I missed something somewhere. I missed the day when being elite at your job and suffering from a condition “elitism” became an automatic conclusion. That day when being one of the best at what you do became a bad thing because you automatically become stuck up.
Being “elite” is not a bad thing, quite the opposite. The Delta Force, the Naval Seals, Marine Force Recon, The Green Berra’s are all elite special forces units. These are the best soldiers, sailors and marines we’ve got. If I am being held hostage by terrorists or the like, I don’t want a volunteer unit comprised of the folks of my town or my friends to come get me. I want these elite troops coming after me. Does this make me a bad person?
In college basketball, when my team makes the Elite Eight in the NCAA tournament (for my friends and readers who don’t follow college basketball, the final eight teams left standing in the NCAA Basketball Tournament (a.k.a. March Madness)), should I be ashamed now rather than proud? Are they bad men & women for doing this? Do they no long represent humble, small town values?
Elitism on the other hand, the bad side of which Webster’s dictionary defines as “the selectivity of the elite ; especially : snobbery , elitism in choosing new members, . . ., consciousness of being or belonging to an elite”. Now, that is the problem. I have had very intelligent, talented friends who unfortunately fall into this. They assume incompetence when they hear a regional accent or that someone is from a humble beginning or a small town. This is dangerous stuff.
But being one of the best at something, having graduated from one of the best schools, best programs, etc. This is something we should want. We should be ok with an inexperienced Senator from Illinois, who comes from a humble background, who can give good speeches and have an impressive brain in his head. I’m not talking about Obama, but a guy by the name of Abraham Lincoln. We should be Ok with a presidential candidate handling a major economic and foreign policy crisis whose middle name is strange and has it’s origin in a foreign power we are worried about. No, again not Obama but Franklin D. Roosevelt. His middle name is scarily not anglo, but gasp, from when of rivals at the time. We should not be afraid of a guy who went to elite schools and has risen quickly to the Senate, but is young running the country through a crisis, because I am talking about a guy named John Kennedy
By the way, when I think of elitism, I usually think of those with power and privilege. Those with multiple houses, multiple cars, whose families have walked the corridors of power for decades. I don’t think of the son of a single mom, who had to go to schools on scholarships, who worked in the inner city with the poor, who slept a night or two on the streets, who even when he makes it has only one house and one car.

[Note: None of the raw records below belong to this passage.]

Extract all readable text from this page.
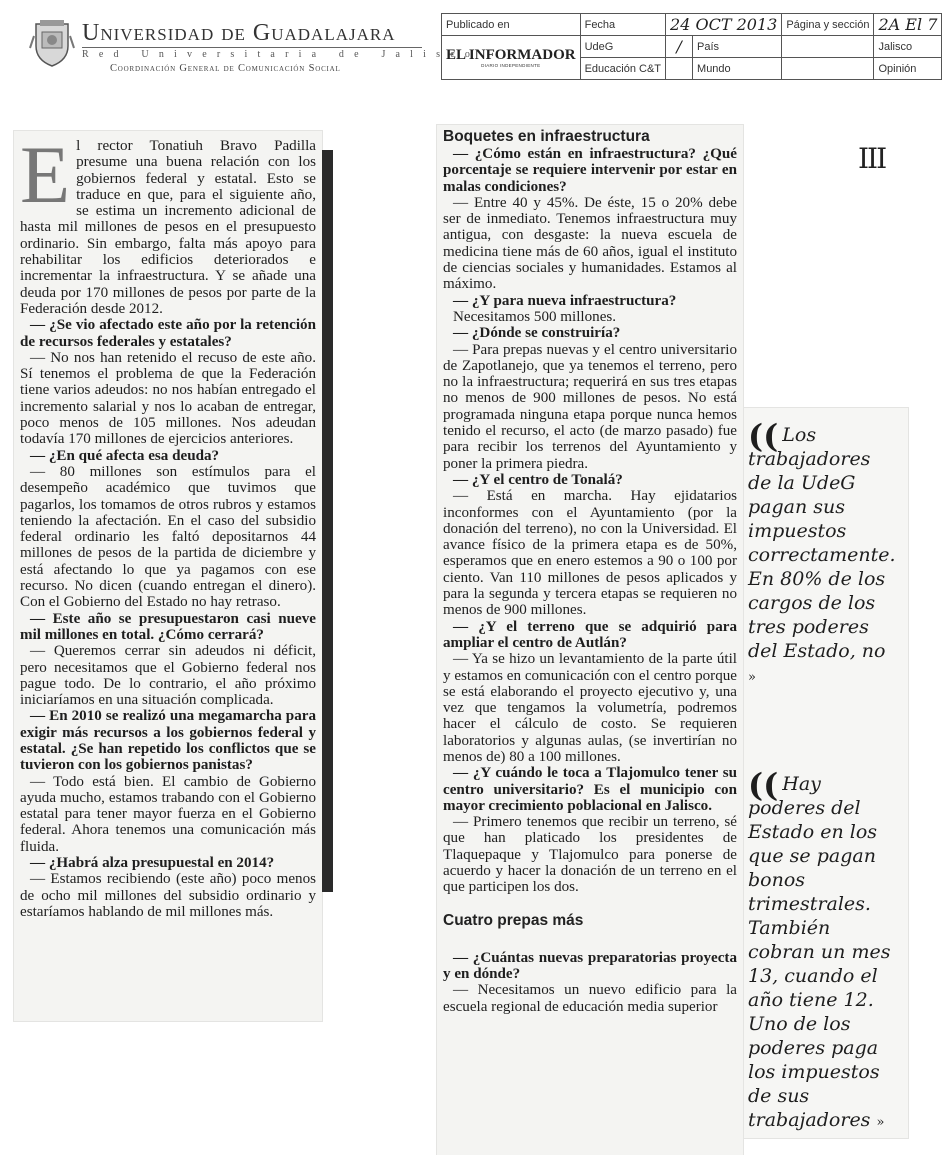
Universidad de Guadalajara
Red Universitaria de Jalisco
Coordinación General de Comunicación Social
Publicado en	Fecha	24 OCT 2013		Página y sección	2A El 7
EL INFORMADOR
DIARIO INDEPENDIENTE	UdeG	/	País		Jalisco
	Educación C&T		Mundo		Opinión
III
E l rector Tonatiuh Bravo Padilla presume una buena relación con los gobiernos federal y estatal. Esto se traduce en que, para el siguiente año, se estima un incremento adicional de hasta mil millones de pesos en el presupuesto ordinario. Sin embargo, falta más apoyo para rehabilitar los edificios deteriorados e incrementar la infraestructura. Y se añade una deuda por 170 millones de pesos por parte de la Federación desde 2012.

— ¿Se vio afectado este año por la retención de recursos federales y estatales?

— No nos han retenido el recuso de este año. Sí tenemos el problema de que la Federación tiene varios adeudos: no nos habían entregado el incremento salarial y nos lo acaban de entregar, poco menos de 105 millones. Nos adeudan todavía 170 millones de ejercicios anteriores.

— ¿En qué afecta esa deuda?

— 80 millones son estímulos para el desempeño académico que tuvimos que pagarlos, los tomamos de otros rubros y estamos teniendo la afectación. En el caso del subsidio federal ordinario les faltó depositarnos 44 millones de pesos de la partida de diciembre y está afectando lo que ya pagamos con ese recurso. No dicen (cuando entregan el dinero). Con el Gobierno del Estado no hay retraso.

— Este año se presupuestaron casi nueve mil millones en total. ¿Cómo cerrará?

— Queremos cerrar sin adeudos ni déficit, pero necesitamos que el Gobierno federal nos pague todo. De lo contrario, el año próximo iniciaríamos en una situación complicada.

— En 2010 se realizó una megamarcha para exigir más recursos a los gobiernos federal y estatal. ¿Se han repetido los conflictos que se tuvieron con los gobiernos panistas?

— Todo está bien. El cambio de Gobierno ayuda mucho, estamos trabando con el Gobierno estatal para tener mayor fuerza en el Gobierno federal. Ahora tenemos una comunicación más fluida.

— ¿Habrá alza presupuestal en 2014?

— Estamos recibiendo (este año) poco menos de ocho mil millones del subsidio ordinario y estaríamos hablando de mil millones más.

Boquetes en infraestructura

— ¿Cómo están en infraestructura? ¿Qué porcentaje se requiere intervenir por estar en malas condiciones?

— Entre 40 y 45%. De éste, 15 o 20% debe ser de inmediato. Tenemos infraestructura muy antigua, con desgaste: la nueva escuela de medicina tiene más de 60 años, igual el instituto de ciencias sociales y humanidades. Estamos al máximo.

— ¿Y para nueva infraestructura?

Necesitamos 500 millones.

— ¿Dónde se construiría?

— Para prepas nuevas y el centro universitario de Zapotlanejo, que ya tenemos el terreno, pero no la infraestructura; requerirá en sus tres etapas no menos de 900 millones de pesos. No está programada ninguna etapa porque nunca hemos tenido el recurso, el acto (de marzo pasado) fue para recibir los terrenos del Ayuntamiento y poner la primera piedra.

— ¿Y el centro de Tonalá?

— Está en marcha. Hay ejidatarios inconformes con el Ayuntamiento (por la donación del terreno), no con la Universidad. El avance físico de la primera etapa es de 50%, esperamos que en enero estemos a 90 o 100 por ciento. Van 110 millones de pesos aplicados y para la segunda y tercera etapas se requieren no menos de 900 millones.

— ¿Y el terreno que se adquirió para ampliar el centro de Autlán?

— Ya se hizo un levantamiento de la parte útil y estamos en comunicación con el centro porque se está elaborando el proyecto ejecutivo y, una vez que tengamos la volumetría, podremos hacer el cálculo de costo. Se requieren laboratorios y algunas aulas, (se invertirían no menos de) 80 a 100 millones.

— ¿Y cuándo le toca a Tlajomulco tener su centro universitario? Es el municipio con mayor crecimiento poblacional en Jalisco.

— Primero tenemos que recibir un terreno, sé que han platicado los presidentes de Tlaquepaque y Tlajomulco para ponerse de acuerdo y hacer la donación de un terreno en el que participen los dos.

Cuatro prepas más

— ¿Cuántas nuevas preparatorias proyecta y en dónde?

— Necesitamos un nuevo edificio para la escuela regional de educación media superior

(( Los trabajadores de la UdeG pagan sus impuestos correctamente. En 80% de los cargos de los tres poderes del Estado, no »
(( Hay poderes del Estado en los que se pagan bonos trimestrales. También cobran un mes 13, cuando el año tiene 12. Uno de los poderes paga los impuestos de sus trabajadores »
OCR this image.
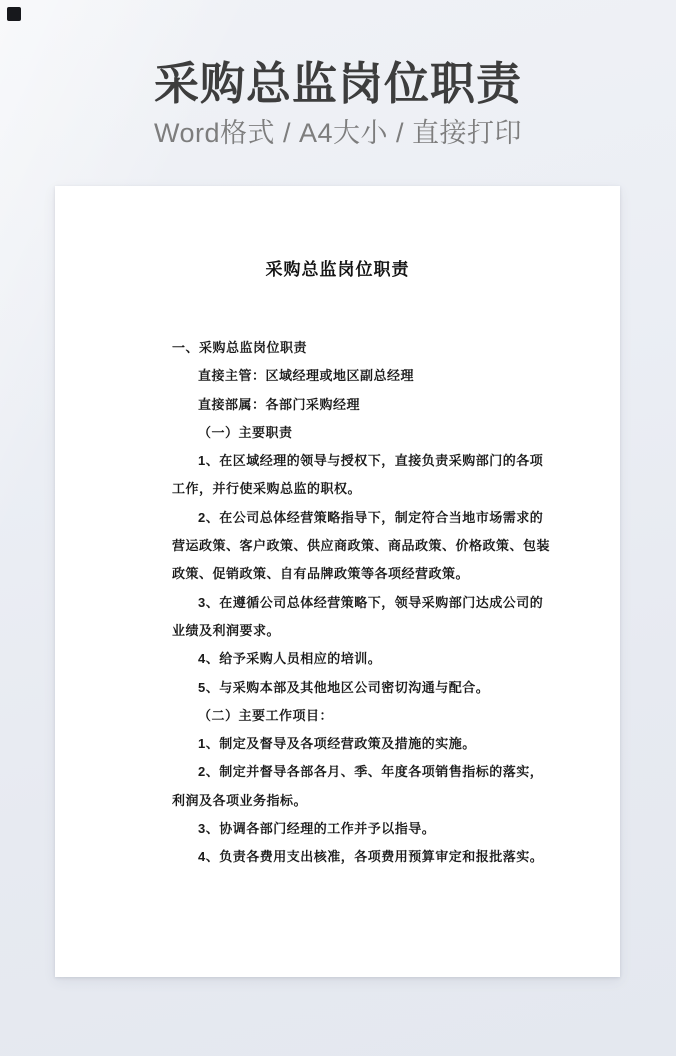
采购总监岗位职责
Word格式 / A4大小 / 直接打印
采购总监岗位职责
一、采购总监岗位职责
直接主管：区域经理或地区副总经理
直接部属：各部门采购经理
（一）主要职责
1、在区域经理的领导与授权下，直接负责采购部门的各项
工作，并行使采购总监的职权。
2、在公司总体经营策略指导下，制定符合当地市场需求的
营运政策、客户政策、供应商政策、商品政策、价格政策、包装
政策、促销政策、自有品牌政策等各项经营政策。
3、在遵循公司总体经营策略下，领导采购部门达成公司的
业绩及利润要求。
4、给予采购人员相应的培训。
5、与采购本部及其他地区公司密切沟通与配合。
（二）主要工作项目：
1、制定及督导及各项经营政策及措施的实施。
2、制定并督导各部各月、季、年度各项销售指标的落实，
利润及各项业务指标。
3、协调各部门经理的工作并予以指导。
4、负责各费用支出核准，各项费用预算审定和报批落实。
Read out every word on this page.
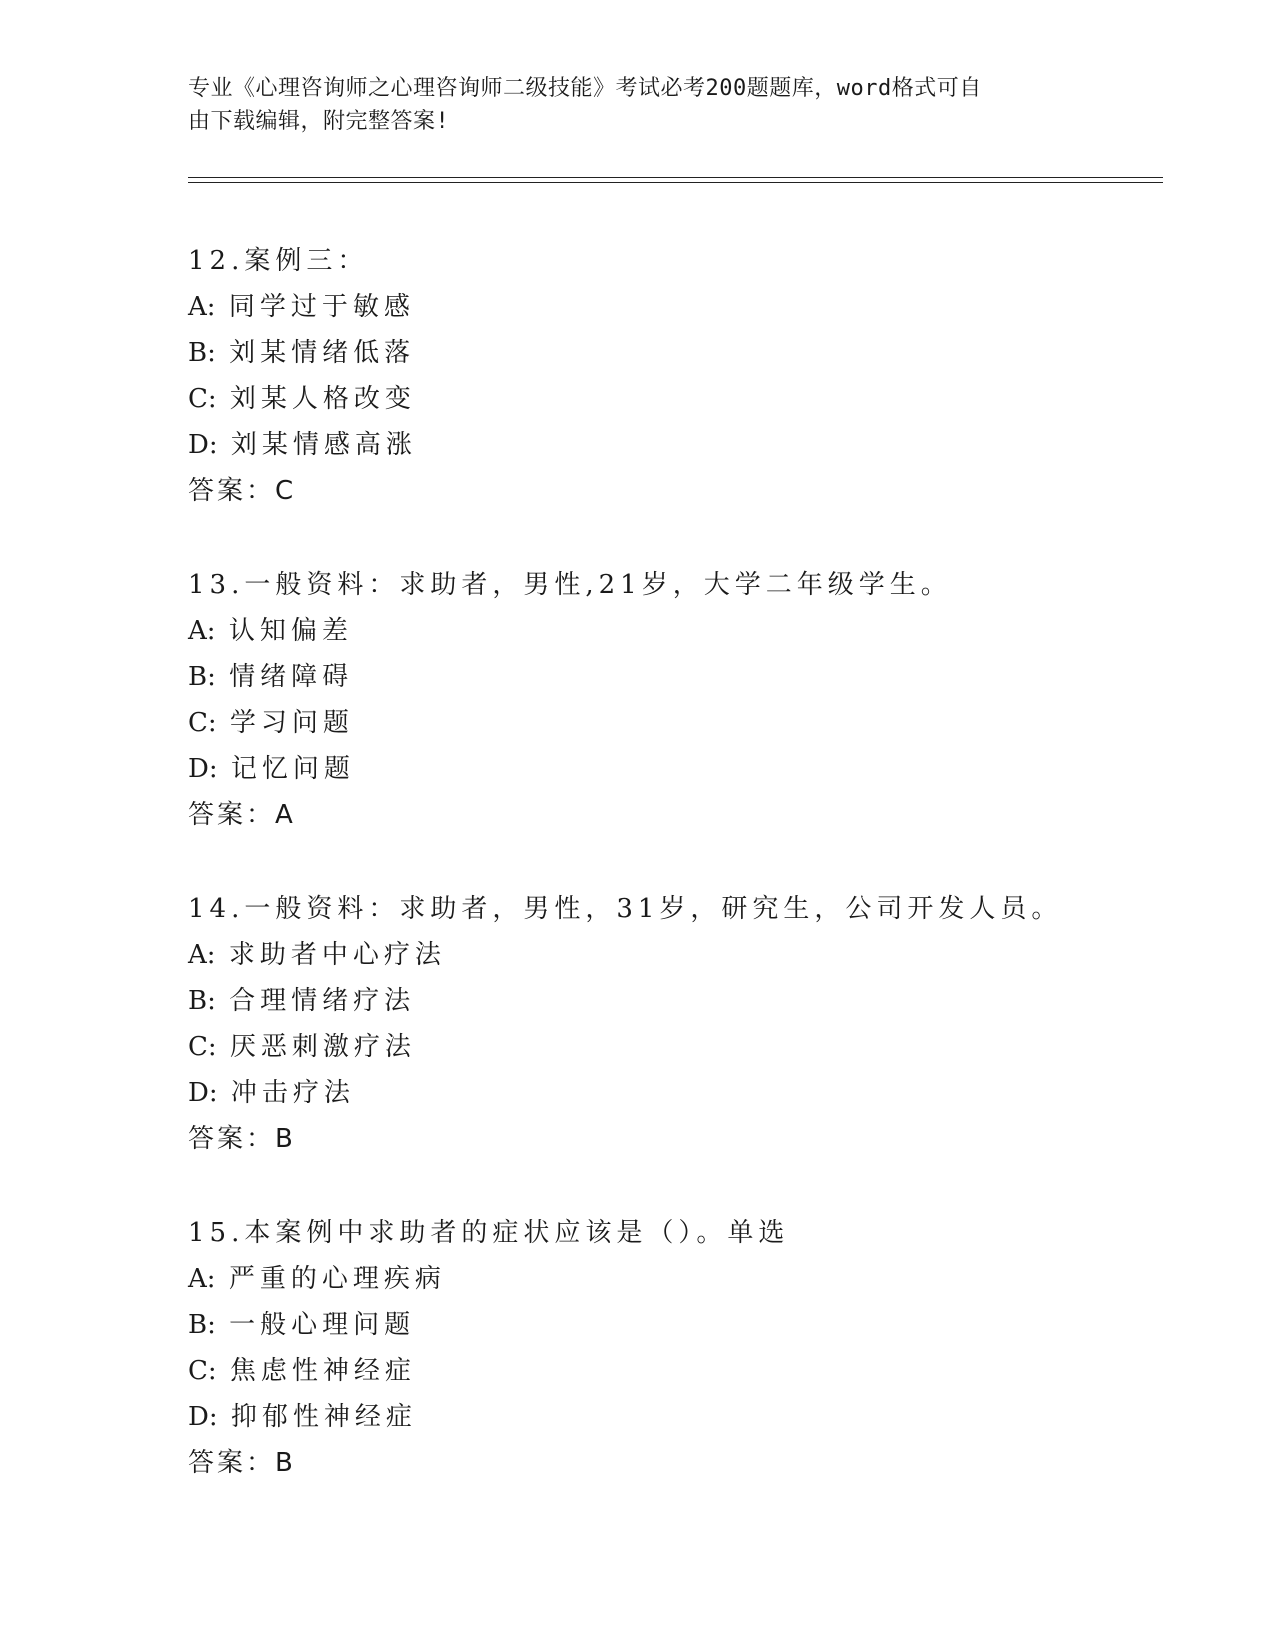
专业《心理咨询师之心理咨询师二级技能》考试必考200题题库，word格式可自
由下载编辑，附完整答案!
12.案例三：
A: 同学过于敏感
B: 刘某情绪低落
C: 刘某人格改变
D: 刘某情感高涨
答案：C
13.一般资料：求助者，男性,21岁，大学二年级学生。
A: 认知偏差
B: 情绪障碍
C: 学习问题
D: 记忆问题
答案：A
14.一般资料：求助者，男性，31岁，研究生，公司开发人员。
A: 求助者中心疗法
B: 合理情绪疗法
C: 厌恶刺激疗法
D: 冲击疗法
答案：B
15.本案例中求助者的症状应该是（）。单选
A: 严重的心理疾病
B: 一般心理问题
C: 焦虑性神经症
D: 抑郁性神经症
答案：B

Thus far, in American History, these elites who graduated from great schools, at or near the top of their classes, who speak well, who think, who listen to dissenting voices, and who rise quickly, are not the problem. They have been the solution. They are, Republican and Democrat, the kind of people who end up on the sides of mountains, on coins and bills, etc. So, how about we give a new one a chance? I voted early and already did. How about you?